Matadidi é um diamante nacional que o país não soube aproveitar

Por Albano Cardoso

Oiço aqui alguns sussurros muito infelizes sobre o grande músico Matadidi. Gostava de os sentar e apresentar cada escolha rítmica nas canções do mestre Matadidi, conforme nunca ouviram. Dizer “… a máquina fenomenal Inter Palanca” não é dizer absolutamente nada. Mas é o que está no registo naquela compilação da RNA. Os coros – ou melhor – os arranjos de vôz nesse tema aqui mencionado são sublimes, como em poucas outros registos aqui de qualquer época.

É preciso saber respeitar um artista e um cidadão da dimensão de Mário Matadidi, e não ficar-se pela cantilena tribalista, e afins. Começou logo, após o seu regresso com descriminação pelo seu acento quando fala português, que não é a sua primeira língua. São conhecidas as piadas, e de como essas pessoas eram recebidas na altura, e mesmo depois do célebre discurso de A. Neto sobre o regresso dos filhos da pátria no exterior. Para terminar depois, com a recorrente, e única, expressão por norma utilizada para “descrever” a sua musicalidade “Showman”. Um dizer nada. Uma incapacidade cultural patente de analisar música em Angola, bem como o fenómeno local de se desconhecer a realidade históricas das famílias que imigraram na fronteira norte do país.

Conforme ele me contou um dia (em tom de humor) sobre o facto de ele, Sam Mangwana e outros amigos que quando caminhassem em Kinshasa as pessoas diziam “oh, os Angolanos” – e que mal chegou a Luanda começou a ser chamado de “Zaicó”. Ele não entendia isso.
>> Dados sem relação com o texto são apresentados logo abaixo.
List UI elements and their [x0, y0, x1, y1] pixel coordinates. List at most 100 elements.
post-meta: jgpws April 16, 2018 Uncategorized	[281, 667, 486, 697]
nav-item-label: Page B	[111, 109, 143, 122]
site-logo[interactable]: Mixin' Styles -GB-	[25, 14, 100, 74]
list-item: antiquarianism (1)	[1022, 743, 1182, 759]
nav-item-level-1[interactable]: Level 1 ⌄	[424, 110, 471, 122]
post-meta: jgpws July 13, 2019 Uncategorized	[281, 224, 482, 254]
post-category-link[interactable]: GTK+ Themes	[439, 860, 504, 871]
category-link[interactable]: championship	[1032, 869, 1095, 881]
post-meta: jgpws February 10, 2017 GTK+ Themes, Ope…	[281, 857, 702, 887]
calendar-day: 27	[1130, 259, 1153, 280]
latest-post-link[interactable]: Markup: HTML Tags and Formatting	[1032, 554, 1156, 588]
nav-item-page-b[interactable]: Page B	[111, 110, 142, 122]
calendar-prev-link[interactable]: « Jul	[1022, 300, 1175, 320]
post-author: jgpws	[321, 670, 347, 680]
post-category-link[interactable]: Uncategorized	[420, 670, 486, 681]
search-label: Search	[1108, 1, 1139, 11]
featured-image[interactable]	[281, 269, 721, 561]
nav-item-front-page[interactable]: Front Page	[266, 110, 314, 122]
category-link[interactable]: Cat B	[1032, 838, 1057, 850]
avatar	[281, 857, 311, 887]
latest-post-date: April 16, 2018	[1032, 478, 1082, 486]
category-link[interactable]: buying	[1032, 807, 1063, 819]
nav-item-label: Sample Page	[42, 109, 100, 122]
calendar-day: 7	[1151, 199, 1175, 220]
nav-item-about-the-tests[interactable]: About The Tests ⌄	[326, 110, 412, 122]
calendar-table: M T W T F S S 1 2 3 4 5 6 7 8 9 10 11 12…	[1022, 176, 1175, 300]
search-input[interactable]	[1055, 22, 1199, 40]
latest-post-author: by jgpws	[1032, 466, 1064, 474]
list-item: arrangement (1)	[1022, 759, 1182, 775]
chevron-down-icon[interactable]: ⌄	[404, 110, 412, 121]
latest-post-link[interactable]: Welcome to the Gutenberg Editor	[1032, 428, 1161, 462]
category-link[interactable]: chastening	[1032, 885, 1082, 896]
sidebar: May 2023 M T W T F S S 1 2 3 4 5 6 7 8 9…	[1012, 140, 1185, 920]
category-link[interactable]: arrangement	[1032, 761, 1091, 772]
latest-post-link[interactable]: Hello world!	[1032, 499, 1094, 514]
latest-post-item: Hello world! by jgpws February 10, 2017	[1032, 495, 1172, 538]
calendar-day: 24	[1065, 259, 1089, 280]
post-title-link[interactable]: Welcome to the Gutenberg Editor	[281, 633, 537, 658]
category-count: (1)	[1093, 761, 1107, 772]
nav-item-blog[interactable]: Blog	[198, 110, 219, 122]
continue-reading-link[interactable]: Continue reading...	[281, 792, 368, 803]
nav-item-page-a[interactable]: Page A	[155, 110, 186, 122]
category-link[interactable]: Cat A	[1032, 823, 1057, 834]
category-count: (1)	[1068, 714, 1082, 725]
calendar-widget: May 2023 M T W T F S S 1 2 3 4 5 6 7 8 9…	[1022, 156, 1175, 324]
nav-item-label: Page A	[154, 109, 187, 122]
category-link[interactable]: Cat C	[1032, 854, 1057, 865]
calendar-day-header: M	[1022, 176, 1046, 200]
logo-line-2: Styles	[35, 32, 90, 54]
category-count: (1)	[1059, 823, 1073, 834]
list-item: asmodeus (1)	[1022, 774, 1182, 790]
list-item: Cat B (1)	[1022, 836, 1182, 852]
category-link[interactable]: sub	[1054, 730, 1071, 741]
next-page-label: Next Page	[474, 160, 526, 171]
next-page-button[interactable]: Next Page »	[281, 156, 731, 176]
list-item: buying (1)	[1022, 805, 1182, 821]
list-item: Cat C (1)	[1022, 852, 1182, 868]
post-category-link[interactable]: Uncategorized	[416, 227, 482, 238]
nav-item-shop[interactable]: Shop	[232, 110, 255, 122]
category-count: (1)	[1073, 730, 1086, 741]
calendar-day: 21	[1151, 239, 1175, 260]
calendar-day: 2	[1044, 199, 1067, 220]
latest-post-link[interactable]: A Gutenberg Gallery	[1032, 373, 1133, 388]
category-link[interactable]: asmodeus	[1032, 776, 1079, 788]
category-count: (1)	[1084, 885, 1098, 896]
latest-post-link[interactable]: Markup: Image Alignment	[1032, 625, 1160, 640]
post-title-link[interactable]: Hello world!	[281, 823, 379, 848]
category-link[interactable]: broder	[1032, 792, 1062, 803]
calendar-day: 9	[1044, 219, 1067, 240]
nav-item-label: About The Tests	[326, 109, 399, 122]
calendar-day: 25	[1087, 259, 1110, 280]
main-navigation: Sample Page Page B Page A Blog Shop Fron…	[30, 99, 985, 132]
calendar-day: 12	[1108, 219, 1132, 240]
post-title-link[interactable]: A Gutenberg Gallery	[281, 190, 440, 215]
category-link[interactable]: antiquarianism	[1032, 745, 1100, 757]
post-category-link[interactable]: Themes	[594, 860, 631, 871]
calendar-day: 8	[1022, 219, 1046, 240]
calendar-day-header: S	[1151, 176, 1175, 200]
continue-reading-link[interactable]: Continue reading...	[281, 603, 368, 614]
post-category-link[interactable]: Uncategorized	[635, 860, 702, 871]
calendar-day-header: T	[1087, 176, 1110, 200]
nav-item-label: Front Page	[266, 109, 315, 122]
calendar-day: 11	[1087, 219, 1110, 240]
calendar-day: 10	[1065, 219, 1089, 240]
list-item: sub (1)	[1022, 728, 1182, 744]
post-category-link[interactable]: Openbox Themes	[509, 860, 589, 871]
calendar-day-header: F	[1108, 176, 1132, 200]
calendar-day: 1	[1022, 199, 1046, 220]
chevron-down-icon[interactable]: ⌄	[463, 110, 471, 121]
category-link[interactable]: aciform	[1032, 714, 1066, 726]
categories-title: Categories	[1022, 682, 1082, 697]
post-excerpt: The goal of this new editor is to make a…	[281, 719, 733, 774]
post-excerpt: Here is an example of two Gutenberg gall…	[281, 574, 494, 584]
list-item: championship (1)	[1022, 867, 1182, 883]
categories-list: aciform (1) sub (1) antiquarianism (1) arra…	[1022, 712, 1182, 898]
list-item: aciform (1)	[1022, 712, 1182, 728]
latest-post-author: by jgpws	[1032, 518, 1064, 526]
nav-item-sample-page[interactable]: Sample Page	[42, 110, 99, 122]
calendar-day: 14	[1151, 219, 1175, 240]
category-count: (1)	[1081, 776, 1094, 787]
A música do Matadidi é imensa, e antes demais é uma bela fotografia desses primeiros anos da independência, narrada do ponto vista de quem chega, e de quem sempre lhe fora incutido um espírito patriótico, e noção de independência pelo seu pai, e no contexto do Congo revolucionário de Lumumba.

A sua música em Angola passou a ser uma celebração dessa conquista, e da consciência africanista. Muito por dizer. Mas, por exemplo, a sua canção “Yaulé” foi também a primeira vez em que muitos angolanos ouviram o nome das 18 (na altura) províncias de Angola. Logo a sua dimensão nacional, de união um só povo, uma só nação. Para não falar que cantou não só em kikongo, como em kimbundo, e português. Musicalmente, como já disse, e em breve, sempre esteve milhas à frente de quase todos os músicos nacionais, e isso é o que deve ser valorizado primeiramente.

Pode-se sempre dizer mais, mas é apenas um desabafo. Pena que muitos, principalmente os que não tocam, nem cantam, não tenham por exemplo arquivado as fotografias, ou que se tivesse feito um filme, ao menos, daquele espetáculo na Cidadela, ao menos esse. Mário Matadidi tinha um concerto agendado para Paris, no Olympia. Na altura que apenas se tocava ali por convite, não por simples aluguer da sala, como hoje. O presidente da república do Zaire proibiu a sua saída por razões políticas, foi quando MM decidiu que era hora de voltar à pátria prometida.

Estou a abreviar.

Matadidi ficou kota, e é desses diamantes nacionais que o país, a sociedade, não souberam aproveitar – aliás, ele como muitos outros de valor artístico, reduzidos à compreensão artística de quem por cá por vezes nem sabe o que é arte. Apenas uma nota rápida de apreço ao seu trabalho artístico, como é minha norma, sempre que a sua música (MM) for o tema.